Much has been said about what might be the next move for Archer Daniel's Midland's (ADM) US operations. We got a very interesting answer Friday.
There has been speculation that ADM maybe after another ethanol producer like Verasun (VSE) or Aventine (AVR) or even a jump to the west coast and a partnership with Bill Gates and Pacific Ethanol (PEIX). On Friday ADM may have given us a glimsp at their direction. Rather than adding more production (ADM already produces more than twice it's closest competitor), ADM entered into an agreement to acquire the Fasco Mills Company in Illinois.
Fasco Mills is a family-owned grain and feed company operating one of the largest networks of grain elevators and rail shipping terminals in Illinois. Their thirteen grain elevators will dramatically increase ADM's footprint tributary to the prime farm production areas of northern Illinois. The grain from these elevators will flow into ADM's domestic and global processing and marketing network.
Matthew Jansen, president of ADM's Grain Group, said "these elevators allow ADM to offer increased marketing alternatives to farmers in northern Illinois while securing the commodity flow for ADM's biofuel, food and feed needs."
Richard Zimmerman, chairman of Fasco Mills, said "our management team at Fasco has built significant value into these operations, and we feel that ADM's diverse resources will further enhance their value to the farmer." The parties expect the transaction to close on September 1, 2007.
To be honest I am a bit miffed at myself for not looking in this area sooner. Rather than go after another producer, what is ADM doing? Securing the corn! The recent high prices must have convinced ADM that the single most important move for them now is expansion to cheaper production areas abroad and securing feedstock at home.
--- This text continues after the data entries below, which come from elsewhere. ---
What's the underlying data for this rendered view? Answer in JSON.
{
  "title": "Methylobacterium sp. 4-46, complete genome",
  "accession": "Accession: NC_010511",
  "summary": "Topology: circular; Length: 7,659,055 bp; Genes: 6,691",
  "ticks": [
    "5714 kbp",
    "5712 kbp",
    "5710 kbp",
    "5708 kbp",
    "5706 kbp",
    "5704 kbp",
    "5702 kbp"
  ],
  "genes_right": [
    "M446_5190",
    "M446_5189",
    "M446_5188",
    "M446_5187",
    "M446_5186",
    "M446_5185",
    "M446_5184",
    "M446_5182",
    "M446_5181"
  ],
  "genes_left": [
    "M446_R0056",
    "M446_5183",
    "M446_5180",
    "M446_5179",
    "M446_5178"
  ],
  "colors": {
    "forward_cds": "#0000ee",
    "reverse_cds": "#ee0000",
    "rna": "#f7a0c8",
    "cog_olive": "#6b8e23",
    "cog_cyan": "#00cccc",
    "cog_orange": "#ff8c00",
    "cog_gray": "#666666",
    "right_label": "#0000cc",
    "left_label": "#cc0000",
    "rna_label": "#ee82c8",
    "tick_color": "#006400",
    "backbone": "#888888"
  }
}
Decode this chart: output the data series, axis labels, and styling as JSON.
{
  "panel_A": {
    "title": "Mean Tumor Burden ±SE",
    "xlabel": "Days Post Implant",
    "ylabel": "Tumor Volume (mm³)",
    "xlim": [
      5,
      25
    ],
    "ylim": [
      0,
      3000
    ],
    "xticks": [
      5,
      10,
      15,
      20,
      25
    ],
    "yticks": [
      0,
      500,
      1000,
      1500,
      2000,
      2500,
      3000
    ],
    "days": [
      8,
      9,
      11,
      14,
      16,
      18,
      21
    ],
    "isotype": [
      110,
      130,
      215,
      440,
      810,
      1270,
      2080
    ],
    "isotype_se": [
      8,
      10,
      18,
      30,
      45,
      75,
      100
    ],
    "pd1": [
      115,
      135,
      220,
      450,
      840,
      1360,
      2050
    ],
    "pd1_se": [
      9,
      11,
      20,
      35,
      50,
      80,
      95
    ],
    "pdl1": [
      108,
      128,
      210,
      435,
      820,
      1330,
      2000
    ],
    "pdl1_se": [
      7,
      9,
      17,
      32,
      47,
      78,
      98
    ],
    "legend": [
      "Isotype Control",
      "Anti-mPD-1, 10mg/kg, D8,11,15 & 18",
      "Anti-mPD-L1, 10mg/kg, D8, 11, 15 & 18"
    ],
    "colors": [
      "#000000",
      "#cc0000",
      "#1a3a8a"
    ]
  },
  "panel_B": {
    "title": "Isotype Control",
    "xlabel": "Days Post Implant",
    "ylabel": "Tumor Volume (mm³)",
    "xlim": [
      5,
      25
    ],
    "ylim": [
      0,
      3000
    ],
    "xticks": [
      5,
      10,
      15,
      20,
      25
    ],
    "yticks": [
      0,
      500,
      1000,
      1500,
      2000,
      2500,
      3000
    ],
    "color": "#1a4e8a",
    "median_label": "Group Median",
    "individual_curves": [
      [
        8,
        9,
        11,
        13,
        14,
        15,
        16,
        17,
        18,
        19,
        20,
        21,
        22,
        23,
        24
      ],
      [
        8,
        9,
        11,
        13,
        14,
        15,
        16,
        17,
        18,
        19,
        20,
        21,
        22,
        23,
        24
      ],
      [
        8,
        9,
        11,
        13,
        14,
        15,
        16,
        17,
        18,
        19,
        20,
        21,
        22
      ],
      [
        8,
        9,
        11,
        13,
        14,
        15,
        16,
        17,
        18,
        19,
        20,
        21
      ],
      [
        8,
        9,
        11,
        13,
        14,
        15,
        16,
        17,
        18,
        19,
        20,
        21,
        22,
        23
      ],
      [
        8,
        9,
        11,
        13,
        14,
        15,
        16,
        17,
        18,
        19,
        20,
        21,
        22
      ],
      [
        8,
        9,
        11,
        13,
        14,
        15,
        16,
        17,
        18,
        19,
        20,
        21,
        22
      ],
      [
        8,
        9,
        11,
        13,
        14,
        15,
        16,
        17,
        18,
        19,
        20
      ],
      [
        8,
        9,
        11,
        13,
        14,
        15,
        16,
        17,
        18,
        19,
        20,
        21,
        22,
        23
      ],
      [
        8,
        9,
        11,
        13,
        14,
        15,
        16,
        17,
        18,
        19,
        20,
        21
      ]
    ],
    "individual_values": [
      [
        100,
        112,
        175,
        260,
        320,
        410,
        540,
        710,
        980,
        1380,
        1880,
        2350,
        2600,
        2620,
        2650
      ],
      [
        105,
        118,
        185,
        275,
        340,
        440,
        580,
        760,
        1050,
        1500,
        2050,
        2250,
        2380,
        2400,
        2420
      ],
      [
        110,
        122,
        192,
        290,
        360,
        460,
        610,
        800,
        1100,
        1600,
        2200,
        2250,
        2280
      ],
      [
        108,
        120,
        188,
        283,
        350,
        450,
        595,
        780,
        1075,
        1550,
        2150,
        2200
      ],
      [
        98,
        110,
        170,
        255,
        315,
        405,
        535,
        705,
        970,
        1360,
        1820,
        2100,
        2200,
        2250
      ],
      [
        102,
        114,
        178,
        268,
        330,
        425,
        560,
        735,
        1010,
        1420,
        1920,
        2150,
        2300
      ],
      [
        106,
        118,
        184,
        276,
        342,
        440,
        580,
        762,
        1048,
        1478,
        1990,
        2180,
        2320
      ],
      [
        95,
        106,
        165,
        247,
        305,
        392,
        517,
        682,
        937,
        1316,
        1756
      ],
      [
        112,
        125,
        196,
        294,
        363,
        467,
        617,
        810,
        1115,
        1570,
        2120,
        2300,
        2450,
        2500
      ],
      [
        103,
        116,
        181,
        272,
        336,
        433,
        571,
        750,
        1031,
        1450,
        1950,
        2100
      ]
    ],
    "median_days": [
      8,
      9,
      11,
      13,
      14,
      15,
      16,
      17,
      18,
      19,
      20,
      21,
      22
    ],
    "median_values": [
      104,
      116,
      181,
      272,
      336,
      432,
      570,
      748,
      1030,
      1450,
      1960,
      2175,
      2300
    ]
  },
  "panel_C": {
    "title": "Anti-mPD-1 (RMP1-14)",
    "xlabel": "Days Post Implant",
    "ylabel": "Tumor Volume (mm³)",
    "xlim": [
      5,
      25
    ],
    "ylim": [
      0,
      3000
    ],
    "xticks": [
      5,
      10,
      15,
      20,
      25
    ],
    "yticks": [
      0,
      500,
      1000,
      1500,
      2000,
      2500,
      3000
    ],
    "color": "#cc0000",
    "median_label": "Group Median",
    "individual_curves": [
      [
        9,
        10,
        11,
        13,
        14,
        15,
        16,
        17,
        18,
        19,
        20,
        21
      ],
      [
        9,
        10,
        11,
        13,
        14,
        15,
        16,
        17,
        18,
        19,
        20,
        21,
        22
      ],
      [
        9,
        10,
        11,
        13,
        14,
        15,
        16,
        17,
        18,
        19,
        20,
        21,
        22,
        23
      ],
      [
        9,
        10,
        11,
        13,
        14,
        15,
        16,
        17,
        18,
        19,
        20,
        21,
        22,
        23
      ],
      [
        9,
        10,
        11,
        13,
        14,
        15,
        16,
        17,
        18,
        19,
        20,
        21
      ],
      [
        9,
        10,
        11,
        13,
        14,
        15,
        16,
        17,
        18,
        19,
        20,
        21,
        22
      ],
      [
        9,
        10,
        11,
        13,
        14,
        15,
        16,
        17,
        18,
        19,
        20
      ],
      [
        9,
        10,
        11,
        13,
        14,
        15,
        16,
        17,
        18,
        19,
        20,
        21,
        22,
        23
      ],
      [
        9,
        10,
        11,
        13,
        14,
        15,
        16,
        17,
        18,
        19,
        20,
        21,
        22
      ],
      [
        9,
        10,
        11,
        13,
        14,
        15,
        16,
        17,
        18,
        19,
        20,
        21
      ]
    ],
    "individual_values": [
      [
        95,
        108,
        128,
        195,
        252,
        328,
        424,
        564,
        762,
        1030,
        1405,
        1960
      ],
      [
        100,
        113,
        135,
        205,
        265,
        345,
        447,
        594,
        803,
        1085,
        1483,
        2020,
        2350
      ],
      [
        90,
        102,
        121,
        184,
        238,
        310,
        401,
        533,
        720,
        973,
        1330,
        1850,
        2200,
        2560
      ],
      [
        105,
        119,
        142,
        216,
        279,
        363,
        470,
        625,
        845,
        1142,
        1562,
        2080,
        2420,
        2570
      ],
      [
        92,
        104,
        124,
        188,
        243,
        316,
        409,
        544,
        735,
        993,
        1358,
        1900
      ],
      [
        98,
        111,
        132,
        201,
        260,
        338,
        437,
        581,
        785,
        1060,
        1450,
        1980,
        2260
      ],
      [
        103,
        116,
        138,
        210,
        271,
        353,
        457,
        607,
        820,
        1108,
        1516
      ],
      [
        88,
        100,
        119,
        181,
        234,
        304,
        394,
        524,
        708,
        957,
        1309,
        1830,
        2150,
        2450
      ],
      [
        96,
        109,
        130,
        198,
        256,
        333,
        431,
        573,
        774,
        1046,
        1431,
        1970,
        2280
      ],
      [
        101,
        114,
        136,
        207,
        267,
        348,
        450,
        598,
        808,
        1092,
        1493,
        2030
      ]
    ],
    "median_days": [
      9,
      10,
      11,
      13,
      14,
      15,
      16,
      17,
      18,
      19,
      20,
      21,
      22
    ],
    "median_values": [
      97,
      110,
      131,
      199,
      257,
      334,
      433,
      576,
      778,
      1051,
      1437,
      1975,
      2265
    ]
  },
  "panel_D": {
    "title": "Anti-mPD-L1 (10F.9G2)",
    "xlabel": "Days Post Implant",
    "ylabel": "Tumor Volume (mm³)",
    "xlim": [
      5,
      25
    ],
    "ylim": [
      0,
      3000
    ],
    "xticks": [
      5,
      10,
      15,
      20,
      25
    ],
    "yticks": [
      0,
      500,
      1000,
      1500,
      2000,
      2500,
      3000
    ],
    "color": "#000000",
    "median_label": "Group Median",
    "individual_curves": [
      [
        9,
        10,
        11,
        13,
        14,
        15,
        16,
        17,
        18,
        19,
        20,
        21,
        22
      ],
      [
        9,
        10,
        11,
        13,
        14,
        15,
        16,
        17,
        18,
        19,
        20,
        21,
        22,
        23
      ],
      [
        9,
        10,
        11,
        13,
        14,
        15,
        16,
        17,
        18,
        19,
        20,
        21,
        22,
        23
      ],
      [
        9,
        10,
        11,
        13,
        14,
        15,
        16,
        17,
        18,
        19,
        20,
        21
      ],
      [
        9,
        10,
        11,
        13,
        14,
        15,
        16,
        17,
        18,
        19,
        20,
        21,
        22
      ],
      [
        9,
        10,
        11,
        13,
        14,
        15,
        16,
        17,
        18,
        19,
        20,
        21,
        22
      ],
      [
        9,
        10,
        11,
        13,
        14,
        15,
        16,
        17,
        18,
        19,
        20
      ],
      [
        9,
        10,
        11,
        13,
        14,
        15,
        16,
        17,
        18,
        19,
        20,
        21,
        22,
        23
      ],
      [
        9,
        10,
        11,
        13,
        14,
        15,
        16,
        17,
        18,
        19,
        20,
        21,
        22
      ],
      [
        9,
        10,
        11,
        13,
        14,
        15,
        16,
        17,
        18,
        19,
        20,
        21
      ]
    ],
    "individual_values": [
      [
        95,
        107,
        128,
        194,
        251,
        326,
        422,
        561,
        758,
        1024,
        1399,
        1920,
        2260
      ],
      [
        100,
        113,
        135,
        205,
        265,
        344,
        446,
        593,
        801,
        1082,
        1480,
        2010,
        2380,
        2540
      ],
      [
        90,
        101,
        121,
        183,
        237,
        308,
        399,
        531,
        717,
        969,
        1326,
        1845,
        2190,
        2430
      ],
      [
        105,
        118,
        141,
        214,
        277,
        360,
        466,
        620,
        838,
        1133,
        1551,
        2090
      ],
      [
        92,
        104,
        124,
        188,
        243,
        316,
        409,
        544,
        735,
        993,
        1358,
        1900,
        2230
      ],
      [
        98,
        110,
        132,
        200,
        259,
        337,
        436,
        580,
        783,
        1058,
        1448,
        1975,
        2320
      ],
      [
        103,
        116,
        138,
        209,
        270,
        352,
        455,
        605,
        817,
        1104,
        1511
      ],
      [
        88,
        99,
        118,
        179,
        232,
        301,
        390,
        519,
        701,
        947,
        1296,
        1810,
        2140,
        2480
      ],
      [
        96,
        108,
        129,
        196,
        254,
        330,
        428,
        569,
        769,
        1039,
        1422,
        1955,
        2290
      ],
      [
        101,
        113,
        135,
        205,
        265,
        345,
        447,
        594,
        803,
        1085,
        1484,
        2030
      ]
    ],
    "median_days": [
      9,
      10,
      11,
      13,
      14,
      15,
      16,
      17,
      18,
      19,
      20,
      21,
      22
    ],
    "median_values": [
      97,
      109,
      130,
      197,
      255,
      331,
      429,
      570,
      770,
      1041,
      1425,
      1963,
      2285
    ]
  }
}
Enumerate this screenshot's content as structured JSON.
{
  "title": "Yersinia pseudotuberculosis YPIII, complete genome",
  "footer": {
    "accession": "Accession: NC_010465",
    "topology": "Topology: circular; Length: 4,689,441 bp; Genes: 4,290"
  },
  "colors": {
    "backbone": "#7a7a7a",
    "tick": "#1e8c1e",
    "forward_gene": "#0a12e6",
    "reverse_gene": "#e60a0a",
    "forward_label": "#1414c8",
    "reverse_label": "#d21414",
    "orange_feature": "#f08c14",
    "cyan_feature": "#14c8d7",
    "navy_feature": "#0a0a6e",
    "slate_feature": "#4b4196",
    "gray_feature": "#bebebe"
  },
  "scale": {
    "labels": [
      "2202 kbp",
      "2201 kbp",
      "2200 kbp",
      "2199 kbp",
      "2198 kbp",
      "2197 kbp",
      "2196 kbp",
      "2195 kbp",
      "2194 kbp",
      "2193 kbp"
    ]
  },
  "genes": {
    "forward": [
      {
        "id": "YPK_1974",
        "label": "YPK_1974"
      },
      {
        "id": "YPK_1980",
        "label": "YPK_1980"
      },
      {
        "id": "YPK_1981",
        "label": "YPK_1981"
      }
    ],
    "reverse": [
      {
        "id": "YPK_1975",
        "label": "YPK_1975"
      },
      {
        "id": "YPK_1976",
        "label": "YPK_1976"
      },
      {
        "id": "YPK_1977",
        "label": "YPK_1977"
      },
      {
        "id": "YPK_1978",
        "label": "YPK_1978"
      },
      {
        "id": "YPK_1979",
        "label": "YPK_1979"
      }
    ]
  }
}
ADM is moving into Brazil very soon and this move, to be honest is brilliant. With the other, less diversified producers struggling now to cope with temporary high corn and low ethanol prices, only ADM is in a position to do deals like this.
What they have effectively done is secure lower cost inputs for their ethanol than their rivals and other grain products from the upper Midwest. This move basically corners the region for ADM. This is like Exxon (XOM) making a huge oil find in the US.
ADM is moving to control it's corn cost for decades to come and at the same time, act a a toll bridge for the corn coming out of that area to other companies.
Nice. In the end what will be the most important, producing the most ethanol or controlling the corn that makes it? If you control the corn, you dictate ethanol profits, at least for the other companies. It at least guarantees you significantly remain the low cost producer of the stuff.